Google's stated reason: individual workflows have outgrown the 2025-era single-agent CLI; users now need multiple agents collaborating. Google announcement →
If subscription-gated CLIs don't fit, the credible OSS alternatives in mid-2026:
— Aider — Python, git-native, terminal-first; brings your own model API key (Claude, GPT, Gemini, Ollama).
— Cline — MIT-licensed VS Code agent; 1.5M+ installs by April 2026; autonomous multi-file execution.
— Gemini CLI → Antigravity CLI — Google's offering, transitioning to Antigravity CLI from 19 May 2026 (see the update note above). Individual users migrate by 18 June 2026; enterprise keeps Gemini CLI.
— Continue.dev — open-source IDE plugin; multi-model.
— OpenHands, Goose, Roo Code, Qwen Code, Kimi CLI — various OSS options.
— Cursor (Cursor 3 released April 2026) — IDE-first with cloud agents, /worktree, parallel Agent Tabs; not CLI-shaped but covers the same workflow.
Cost ceiling matters more in SA than in US-based teams. At ZAR/USD exchange rates and SME margins, the difference between $10/mo and $200/mo per developer is material. Copilot Pro at $10/mo (with $10 AI Credits) is the cheapest entry. Claude Pro and ChatGPT Plus at $20/mo are the next rung. Heavy-usage tiers (Pro+ / Max / Pro200) only make sense once you've proved the workflow pays off.
Local model support matters when bandwidth or POPIA-sensitive data is in scope. None of these three CLIs supports fully-local inference natively — the closest is using them as the framework while routing through a model gateway that hits Ollama / vLLM. For "code never leaves the building" environments, Aider + Ollama is the cleanest path.
GitHub is the dominant SCM in SA dev shops.
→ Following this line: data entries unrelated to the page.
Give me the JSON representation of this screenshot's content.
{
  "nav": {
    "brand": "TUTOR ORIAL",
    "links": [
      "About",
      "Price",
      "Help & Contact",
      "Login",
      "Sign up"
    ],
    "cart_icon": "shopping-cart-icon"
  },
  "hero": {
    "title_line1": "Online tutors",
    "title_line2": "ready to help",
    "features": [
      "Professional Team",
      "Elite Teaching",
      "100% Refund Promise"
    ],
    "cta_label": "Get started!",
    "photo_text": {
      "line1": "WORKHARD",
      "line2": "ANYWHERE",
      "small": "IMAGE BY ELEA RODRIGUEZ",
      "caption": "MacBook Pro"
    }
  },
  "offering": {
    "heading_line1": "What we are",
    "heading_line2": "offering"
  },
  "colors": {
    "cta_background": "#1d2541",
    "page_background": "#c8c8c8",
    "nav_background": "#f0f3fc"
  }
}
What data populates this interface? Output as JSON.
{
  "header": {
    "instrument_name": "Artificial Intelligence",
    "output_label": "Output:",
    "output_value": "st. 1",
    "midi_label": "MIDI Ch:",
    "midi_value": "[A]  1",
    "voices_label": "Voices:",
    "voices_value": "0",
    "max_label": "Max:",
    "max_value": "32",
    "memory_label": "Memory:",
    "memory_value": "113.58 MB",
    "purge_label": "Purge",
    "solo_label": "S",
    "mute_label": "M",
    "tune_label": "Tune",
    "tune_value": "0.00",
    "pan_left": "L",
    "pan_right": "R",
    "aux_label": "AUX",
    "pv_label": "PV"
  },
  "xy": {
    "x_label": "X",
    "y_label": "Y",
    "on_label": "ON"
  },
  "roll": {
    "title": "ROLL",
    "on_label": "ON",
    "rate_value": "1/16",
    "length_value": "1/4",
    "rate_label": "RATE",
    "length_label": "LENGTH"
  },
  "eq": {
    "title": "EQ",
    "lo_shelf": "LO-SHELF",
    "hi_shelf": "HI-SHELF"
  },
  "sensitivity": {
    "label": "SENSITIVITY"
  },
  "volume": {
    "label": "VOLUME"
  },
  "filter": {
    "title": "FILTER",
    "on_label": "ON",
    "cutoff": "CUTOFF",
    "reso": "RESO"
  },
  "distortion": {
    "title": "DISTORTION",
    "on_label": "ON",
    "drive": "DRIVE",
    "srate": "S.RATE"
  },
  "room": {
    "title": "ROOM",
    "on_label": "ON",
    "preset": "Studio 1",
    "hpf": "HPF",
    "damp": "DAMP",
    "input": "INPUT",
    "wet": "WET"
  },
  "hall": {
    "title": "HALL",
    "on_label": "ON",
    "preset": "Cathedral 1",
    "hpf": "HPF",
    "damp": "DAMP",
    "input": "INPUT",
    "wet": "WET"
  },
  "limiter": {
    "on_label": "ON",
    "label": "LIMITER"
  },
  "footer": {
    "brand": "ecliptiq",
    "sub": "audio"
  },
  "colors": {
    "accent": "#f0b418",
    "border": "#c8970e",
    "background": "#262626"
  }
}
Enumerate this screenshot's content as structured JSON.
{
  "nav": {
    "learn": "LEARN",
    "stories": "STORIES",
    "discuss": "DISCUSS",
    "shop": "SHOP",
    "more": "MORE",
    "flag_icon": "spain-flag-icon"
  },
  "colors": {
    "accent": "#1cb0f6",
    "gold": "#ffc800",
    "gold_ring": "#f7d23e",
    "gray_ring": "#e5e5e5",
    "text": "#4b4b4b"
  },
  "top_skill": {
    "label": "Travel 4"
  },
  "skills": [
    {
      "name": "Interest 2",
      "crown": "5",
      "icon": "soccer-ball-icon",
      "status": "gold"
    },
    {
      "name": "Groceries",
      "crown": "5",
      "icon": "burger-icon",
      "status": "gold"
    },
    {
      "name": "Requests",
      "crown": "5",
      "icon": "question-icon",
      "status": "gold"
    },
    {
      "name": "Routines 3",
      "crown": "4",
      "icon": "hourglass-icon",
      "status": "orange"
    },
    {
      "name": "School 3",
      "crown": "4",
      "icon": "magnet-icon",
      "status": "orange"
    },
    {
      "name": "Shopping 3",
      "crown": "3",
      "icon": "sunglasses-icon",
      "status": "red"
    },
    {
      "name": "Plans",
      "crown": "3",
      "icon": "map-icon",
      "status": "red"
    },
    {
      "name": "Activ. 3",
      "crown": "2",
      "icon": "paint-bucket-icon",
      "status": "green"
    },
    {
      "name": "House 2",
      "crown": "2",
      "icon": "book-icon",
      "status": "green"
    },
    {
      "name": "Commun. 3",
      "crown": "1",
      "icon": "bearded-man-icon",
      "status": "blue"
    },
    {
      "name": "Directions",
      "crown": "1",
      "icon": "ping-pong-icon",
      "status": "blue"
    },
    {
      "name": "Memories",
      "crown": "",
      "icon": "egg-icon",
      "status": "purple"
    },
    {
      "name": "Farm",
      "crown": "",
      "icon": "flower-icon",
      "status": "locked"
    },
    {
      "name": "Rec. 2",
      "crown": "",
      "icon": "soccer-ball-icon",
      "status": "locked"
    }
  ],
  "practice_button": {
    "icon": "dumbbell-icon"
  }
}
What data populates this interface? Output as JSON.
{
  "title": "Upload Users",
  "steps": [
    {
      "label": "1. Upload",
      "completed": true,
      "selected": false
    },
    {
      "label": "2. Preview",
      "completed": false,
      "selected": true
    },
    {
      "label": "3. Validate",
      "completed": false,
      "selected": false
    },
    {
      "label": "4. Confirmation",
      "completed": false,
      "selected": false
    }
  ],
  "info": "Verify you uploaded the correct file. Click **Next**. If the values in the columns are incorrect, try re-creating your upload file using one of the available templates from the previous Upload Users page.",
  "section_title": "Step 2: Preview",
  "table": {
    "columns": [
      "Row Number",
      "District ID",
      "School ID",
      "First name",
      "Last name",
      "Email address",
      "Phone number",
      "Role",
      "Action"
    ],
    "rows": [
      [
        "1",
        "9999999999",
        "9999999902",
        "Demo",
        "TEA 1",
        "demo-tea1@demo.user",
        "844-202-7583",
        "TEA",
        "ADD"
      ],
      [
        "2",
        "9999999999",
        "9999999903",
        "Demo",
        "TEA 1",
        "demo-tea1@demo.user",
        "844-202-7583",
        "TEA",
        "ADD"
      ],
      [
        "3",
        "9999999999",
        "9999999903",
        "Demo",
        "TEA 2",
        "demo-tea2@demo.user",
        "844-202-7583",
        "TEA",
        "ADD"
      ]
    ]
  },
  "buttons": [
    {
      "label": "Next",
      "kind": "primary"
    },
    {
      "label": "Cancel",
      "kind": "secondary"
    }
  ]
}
That alone gives Copilot CLI a default-pick gravity for many teams. The friction of "set up GitHub auth" is zero (already done); the friction of "set up a third subscription" is real.
Talent pool consideration. Engineers in SA in 2026 are most likely to have used Cursor or Copilot before any of the three CLIs. Onboarding cost for Claude Code or Codex CLI is real — not insurmountable, just real. Plan a sprint of pair-programming for whichever tool you pick.
All three move fast — verify versions against the date on this leaf.